The allocated efficiency in the public sector can lead to enhanced efficiency in the competitive markets for goods as well as services. Government should make the factor market more competitive and must avoid the creation of a monopoly in the economy. Monopoly can’t mobilise the funds in an efficient and judicial way. The government  must keep an eye on defence and military. This is certainly because when these sectors’  allocation is increased significantly, there is a remarkable change in economic growth.  These sectors conspicuously help to improve safety within the economic situation. Subsequently, it increases financial activities in the areas of travel and tourism as well as Foreign Direct Investment. 

It is equally important for policy reformers to pay heed not just to the size of  government expenditure, but also to its texture and composition. According to the Rahn curve, it is advisable that government expenditure should not exceed 25 percent of GDP  of any state. If this limit is breached then is detrimental for any economy and it consequently retards the growth.  

At last, efficiency in government expenditure can be enhanced by transparency and  accountability only. A state must focus on those sectors which have the highest  employment elasticity. It must stress on capital expenditure as it promotes long term  growth.
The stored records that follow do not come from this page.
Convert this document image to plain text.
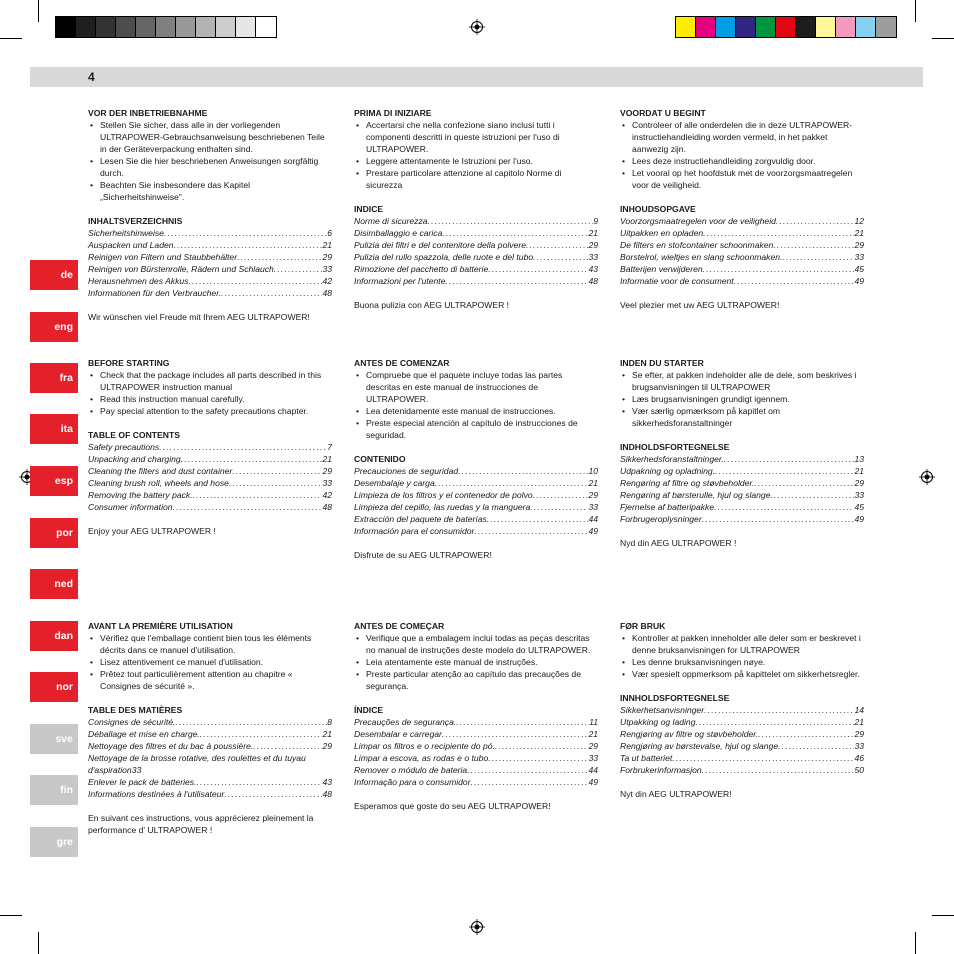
4
de
eng
fra
ita
esp
por
ned
dan
nor
sve
fin
gre
VOR DER INBETRIEBNAHME
• Stellen Sie sicher, dass alle in der vorliegenden ULTRAPOWER-Gebrauchsanweisung beschriebenen Teile in der Geräteverpackung enthalten sind.
• Lesen Sie die hier beschriebenen Anweisungen sorgfältig durch.
• Beachten Sie insbesondere das Kapitel „Sicherheitshinweise".
INHALTSVERZEICHNIS
Sicherheitshinweise . . .	6
Auspacken und Laden . . .	21
Reinigen von Filtern und Staubbehälter . . .	29
Reinigen von Bürstenrolle, Rädern und Schlauch . . .	33
Herausnehmen des Akkus . . .	42
Informationen für den Verbraucher. . . .	48
Wir wünschen viel Freude mit Ihrem AEG ULTRAPOWER!
PRIMA DI INIZIARE
• Accertarsi che nella confezione siano inclusi tutti i componenti descritti in queste istruzioni per l'uso di ULTRAPOWER.
• Leggere attentamente le Istruzioni per l'uso.
• Prestare particolare attenzione al capitolo Norme di sicurezza
INDICE
Norme di sicurezza . . .	9
Disimballaggio e carica . . .	21
Pulizia dei filtri e del contenitore della polvere . . .	29
Pulizia del rullo spazzola, delle ruote e del tubo . . .	33
Rimozione del pacchetto di batterie . . .	43
Informazioni per l'utente . . .	48
Buona pulizia con AEG ULTRAPOWER !
VOORDAT U BEGINT
• Controleer of alle onderdelen die in deze ULTRAPOWER-instructiehandleiding worden vermeld, in het pakket aanwezig zijn.
• Lees deze instructiehandleiding zorgvuldig door.
• Let vooral op het hoofdstuk met de voorzorgsmaatregelen voor de veiligheid.
INHOUDSOPGAVE
Voorzorgsmaatregelen voor de veiligheid . . .	12
Uitpakken en opladen . . .	21
De filters en stofcontainer schoonmaken . . .	29
Borstelrol, wieltjes en slang schoonmaken. . . .	33
Batterijen verwijderen . . .	45
Informatie voor de consument . . .	49
Veel plezier met uw AEG ULTRAPOWER!
BEFORE STARTING
• Check that the package includes all parts described in this ULTRAPOWER instruction manual
• Read this instruction manual carefully.
• Pay special attention to the safety precautions chapter.
TABLE OF CONTENTS
Safety precautions . . .	7
Unpacking and charging . . .	21
Cleaning the filters and dust container . . .	29
Cleaning brush roll, wheels and hose . . .	33
Removing the battery pack. . . .	42
Consumer information . . .	48
Enjoy your AEG ULTRAPOWER !
ANTES DE COMENZAR
• Compruebe que el paquete incluye todas las partes descritas en este manual de instrucciones de ULTRAPOWER.
• Lea detenidamente este manual de instrucciones.
• Preste especial atención al capítulo de instrucciones de seguridad.
CONTENIDO
Precauciones de seguridad . . .	10
Desembalaje y carga . . .	21
Limpieza de los filtros y el contenedor de polvo . . .	29
Limpieza del cepillo, las ruedas y la manguera . . .	33
Extracción del paquete de baterías . . .	44
Información para el consumidor . . .	49
Disfrute de su AEG ULTRAPOWER!
INDEN DU STARTER
• Se efter, at pakken indeholder alle de dele, som beskrives i brugsanvisningen til ULTRAPOWER
• Læs brugsanvisningen grundigt igennem.
• Vær særlig opmærksom på kapitlet om sikkerhedsforanstaltninger
INDHOLDSFORTEGNELSE
Sikkerhedsforanstaltninger. . . .	13
Udpakning og opladning. . . .	21
Rengøring af filtre og støvbeholder. . . .	29
Rengøring af børsterulle, hjul og slange . . .	33
Fjernelse af batteripakke . . .	45
Forbrugeroplysninger . . .	49
Nyd din AEG ULTRAPOWER !
AVANT LA PREMIÈRE UTILISATION
• Vérifiez que l'emballage contient bien tous les éléments décrits dans ce manuel d'utilisation.
• Lisez attentivement ce manuel d'utilisation.
• Prêtez tout particulièrement attention au chapitre « Consignes de sécurité ».
TABLE DES MATIÈRES
Consignes de sécurité. . . .	8
Déballage et mise en charge. . . .	21
Nettoyage des filtres et du bac à poussière. . . .	29
Nettoyage de la brosse rotative, des roulettes et du tuyau
d'aspiration 33
Enlever le pack de batteries. . . .	43
Informations destinées à l'utilisateur . . .	48
En suivant ces instructions, vous apprécierez pleinement la performance d' ULTRAPOWER !
ANTES DE COMEÇAR
• Verifique que a embalagem inclui todas as peças descritas no manual de instruções deste modelo do ULTRAPOWER.
• Leia atentamente este manual de instruções.
• Preste particular atenção ao capítulo das precauções de segurança.
ÍNDICE
Precauções de segurança. . . .	11
Desembalar e carregar . . .	21
Limpar os filtros e o recipiente do pó. . . .	29
Limpar a escova, as rodas e o tubo . . .	33
Remover o módulo de bateria . . .	44
Informação para o consumidor . . .	49
Esperamos que goste do seu AEG ULTRAPOWER!
FØR BRUK
• Kontroller at pakken inneholder alle deler som er beskrevet i denne bruksanvisningen for ULTRAPOWER
• Les denne bruksanvisningen nøye.
• Vær spesielt oppmerksom på kapittelet om sikkerhetsregler.
INNHOLDSFORTEGNELSE
Sikkerhetsanvisninger . . .	14
Utpakking og lading . . .	21
Rengjøring av filtre og støvbeholder. . . .	29
Rengjøring av børstevalse, hjul og slange . . .	33
Ta ut batteriet . . .	46
Forbrukerinformasjon . . .	50
Nyt din AEG ULTRAPOWER!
India should try to become a capital intensive country. Agriculture sector needs a radical change. It only adds to 18% of GVA and employs 50% of the workforce. It is quite absurd and must be paid attention. New Farm Law has the potential to remove this disparity.

 The  share of government expenditure should be as follows:

  •  70% of total expenditure should go to revenue expenditure
  •  30% of total expenditure should go to capital expenditure. 

But in 2019, the share was 85% and 15% for these two. A special committee should be  set up to review the cost and benefit analysis of the budget. Government must follow it’s recommendation. This will make the budget more efficient and pro-development. The government should reduce its size to an optimal one by adopting a policy on strategic privatization and appreciate the private partners in the economy. This will  reduce the debt on the government and our future generation will not have to pay for us.